As a result of feedback from the research community, we are strengthening our encouragement for authors to share a certain amount of data with their papers.
In February, we published an editorial (Nat. Phys. 15, 107; 2019) outlining our thoughts on the issues of data sharing and code availability, and asked for feedback from the community. This month, we are publishing some of the responses we received as a representative sample of the views that we have encountered. As a result of this feedback and numerous other conversations, we will start encouraging authors to share a certain minimum level of data when they publish in Nature Physics.
On the issue of sharing data, there seems to be a consensus that more openness is a good idea. However, it’s clear that the requirements and expectations of different communities and individuals still differ quite widely. Evidence for this is given by Lisa Glaser and co-authors in their Correspondence describing the Encyclopedia of Quantum Geometries. The feedback they received from potential users of the service highlights their disparate storage requirements — from kilobytes to hundreds of gigabytes — but an impressive 88% of their respondents were in favour of sharing their data alongside papers, and the same proportion said that open data would be useful for their own research.
In his Correspondence Jacopo Bertolotti reinforces the idea that community-specific responses are vital. He points out that sharing the data that go into the figures of the published version of a paper is technologically straightforward and not a big time investment for the authors. After all, they have to have these data to feed into the plotting software. However, the degree of sharing of raw data, more processed data, or large datasets from which averages or correlations are extracted is more complicated and a one-size-fits-all solution is probably not possible.
In the context of large experimental facilities such as the Large Hadron Collider at CERN, Matthew Strassler and Jesse Thaler argue in their Correspondence that sharing of the large datasets is imperative for science, as otherwise researchers not formally related to the collaboration will have no access to the only data of its kind.

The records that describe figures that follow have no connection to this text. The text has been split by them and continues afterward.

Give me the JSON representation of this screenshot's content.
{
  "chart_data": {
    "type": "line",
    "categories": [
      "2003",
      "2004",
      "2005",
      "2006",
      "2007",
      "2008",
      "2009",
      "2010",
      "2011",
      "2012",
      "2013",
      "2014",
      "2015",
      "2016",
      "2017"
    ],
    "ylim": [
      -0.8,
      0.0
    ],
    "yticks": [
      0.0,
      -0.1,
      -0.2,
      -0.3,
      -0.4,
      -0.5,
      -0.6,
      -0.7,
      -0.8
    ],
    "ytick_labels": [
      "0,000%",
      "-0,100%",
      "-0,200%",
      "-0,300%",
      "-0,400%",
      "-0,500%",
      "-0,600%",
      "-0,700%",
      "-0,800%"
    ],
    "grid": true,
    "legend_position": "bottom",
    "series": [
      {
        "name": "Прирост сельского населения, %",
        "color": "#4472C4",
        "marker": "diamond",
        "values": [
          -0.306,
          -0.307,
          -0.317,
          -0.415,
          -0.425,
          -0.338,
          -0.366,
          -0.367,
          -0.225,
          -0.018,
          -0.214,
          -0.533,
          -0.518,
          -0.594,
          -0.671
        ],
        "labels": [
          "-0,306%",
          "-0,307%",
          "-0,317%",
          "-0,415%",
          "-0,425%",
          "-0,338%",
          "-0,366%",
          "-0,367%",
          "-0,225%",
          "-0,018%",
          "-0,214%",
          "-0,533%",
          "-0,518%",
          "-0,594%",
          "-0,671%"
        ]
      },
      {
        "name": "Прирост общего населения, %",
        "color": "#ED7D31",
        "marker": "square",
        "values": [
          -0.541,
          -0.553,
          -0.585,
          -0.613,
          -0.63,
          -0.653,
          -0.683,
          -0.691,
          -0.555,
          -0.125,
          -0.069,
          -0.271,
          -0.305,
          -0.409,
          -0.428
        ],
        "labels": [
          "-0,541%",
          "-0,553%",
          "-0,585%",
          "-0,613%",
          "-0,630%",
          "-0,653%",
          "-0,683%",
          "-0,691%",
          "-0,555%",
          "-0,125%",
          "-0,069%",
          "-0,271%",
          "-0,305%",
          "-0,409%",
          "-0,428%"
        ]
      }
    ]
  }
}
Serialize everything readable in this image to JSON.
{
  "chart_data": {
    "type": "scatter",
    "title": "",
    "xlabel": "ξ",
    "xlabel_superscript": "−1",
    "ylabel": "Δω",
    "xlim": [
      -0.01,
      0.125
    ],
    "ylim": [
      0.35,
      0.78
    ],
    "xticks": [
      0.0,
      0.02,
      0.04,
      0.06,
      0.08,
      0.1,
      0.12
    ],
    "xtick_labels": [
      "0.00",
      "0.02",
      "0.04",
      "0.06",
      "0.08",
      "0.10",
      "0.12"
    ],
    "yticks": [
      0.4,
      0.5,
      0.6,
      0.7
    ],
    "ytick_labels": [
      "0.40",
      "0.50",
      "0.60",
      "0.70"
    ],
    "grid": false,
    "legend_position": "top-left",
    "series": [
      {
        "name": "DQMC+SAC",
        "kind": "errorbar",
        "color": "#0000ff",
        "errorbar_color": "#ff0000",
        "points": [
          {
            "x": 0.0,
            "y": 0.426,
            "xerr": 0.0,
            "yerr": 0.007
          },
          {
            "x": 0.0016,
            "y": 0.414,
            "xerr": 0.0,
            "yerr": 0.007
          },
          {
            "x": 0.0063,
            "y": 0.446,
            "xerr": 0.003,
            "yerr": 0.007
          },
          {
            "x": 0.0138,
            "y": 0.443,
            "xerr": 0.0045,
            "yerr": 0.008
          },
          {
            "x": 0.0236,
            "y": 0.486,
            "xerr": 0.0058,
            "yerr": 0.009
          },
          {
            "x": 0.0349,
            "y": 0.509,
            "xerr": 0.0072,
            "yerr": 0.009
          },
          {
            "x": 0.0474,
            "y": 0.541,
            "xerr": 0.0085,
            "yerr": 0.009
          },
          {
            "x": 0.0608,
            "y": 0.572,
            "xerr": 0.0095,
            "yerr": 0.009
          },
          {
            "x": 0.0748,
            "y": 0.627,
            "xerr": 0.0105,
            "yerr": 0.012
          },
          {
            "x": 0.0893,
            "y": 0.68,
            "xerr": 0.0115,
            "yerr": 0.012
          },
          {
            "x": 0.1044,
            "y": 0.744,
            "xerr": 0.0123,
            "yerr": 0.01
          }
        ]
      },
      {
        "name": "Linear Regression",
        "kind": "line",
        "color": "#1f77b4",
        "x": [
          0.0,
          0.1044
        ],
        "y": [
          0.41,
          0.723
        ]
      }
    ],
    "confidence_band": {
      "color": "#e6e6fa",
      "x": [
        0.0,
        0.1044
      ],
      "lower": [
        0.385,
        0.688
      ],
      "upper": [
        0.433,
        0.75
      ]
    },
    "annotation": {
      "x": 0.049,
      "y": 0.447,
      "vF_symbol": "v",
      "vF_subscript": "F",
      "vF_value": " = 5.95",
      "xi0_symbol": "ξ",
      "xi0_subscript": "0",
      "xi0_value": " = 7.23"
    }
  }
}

In contrast, the issue of sharing code seems much more complex. In his Correspondence Gergely Zaránd points out that the loss of competitive advantage that would be felt by mandated code availability would further entrench inequalities of different research groups. This is a view that should be given careful consideration. Philip Moll backs up this stance in his Correspondence by suggesting that to some degree code and experimental apparatus are analogous. Since there seems not to be a push to force experimentalists to share their machines, maybe it is unfair to expect computational physicists to do the same without an incentive.
At the other end of the spectrum, Konrad Hinsen argues in his Correspondence that closed-source software is actually antithetical to the ideals of science and should be banned. The fact that the modelling implemented by the code is hidden from the user, referees and readers of the published paper gives considerable concern for the accuracy and reproducibility of the results.
However, for those of us who wish to engage in best practice for code development and sharing, we are delighted that Radovan Bast from the CodeRefinery project has written a Comment outlining some guidance on how to achieve this.
One crucial point that we think is worth reinforcing is that the specific action to be taken on these issues depends on the motivation. For example, enabling other researchers to use datain their own work to push knowledge forward more quickly requires different data to be shared than if the motivation is to combat scientific fraud or to enhance reproducibility. Perhaps part of the issue in the debate thus far is that the link between the motivation for open science and the practical implementation of it has not been made sufficiently strongly.
As a journal, it is crucial for us to reflect on these responses and put into place systems and procedures that encourage and complement the consensus of the research community. Based on this feedback, it is clear to us that some movement on sharing of data is necessary.
From now on, we will strongly encourage the authors of papers that we publish to upload the data that go into the final version of the plots as additional files. For example, if a subfigure contains a line graph with four lines, we would like the values of the data points of those four lines (and their error bars) to be available. Or, if a subfigure contains a two-dimensional colour plot, we would like the data file that contains the x and y coordinates and colour value to be shared.
The motivation for this is simple: although it is common practice for published data to be shared informally if someone asks the authors directly, we feel that having these data easily available on our website speeds this process up substantially and reduces the potential for misunderstanding.
One thing that we wish to stress is that we will not force authors to do this if they do not want to: sharing of these data is not going to be mandated in the foreseeable future. Also, we are also not asking for large files of raw data or the intermediate steps of semi-processed data. Imaging data or conceptual sketches are also not included. In this regard, our current Data Availability policy (https://go.nature.com/2M3FT3z) remains unchanged.
Most importantly, we hope that this will be seen as a marker for researchers that we believe sharing data to be a fundamentally good idea. This is an easy and practical step that we can take to help the community move down this path. Hopefully, this will begin to normalize the idea of sharing data in subfields that currently do not think about it much, and be a practical help to researchers at the same time.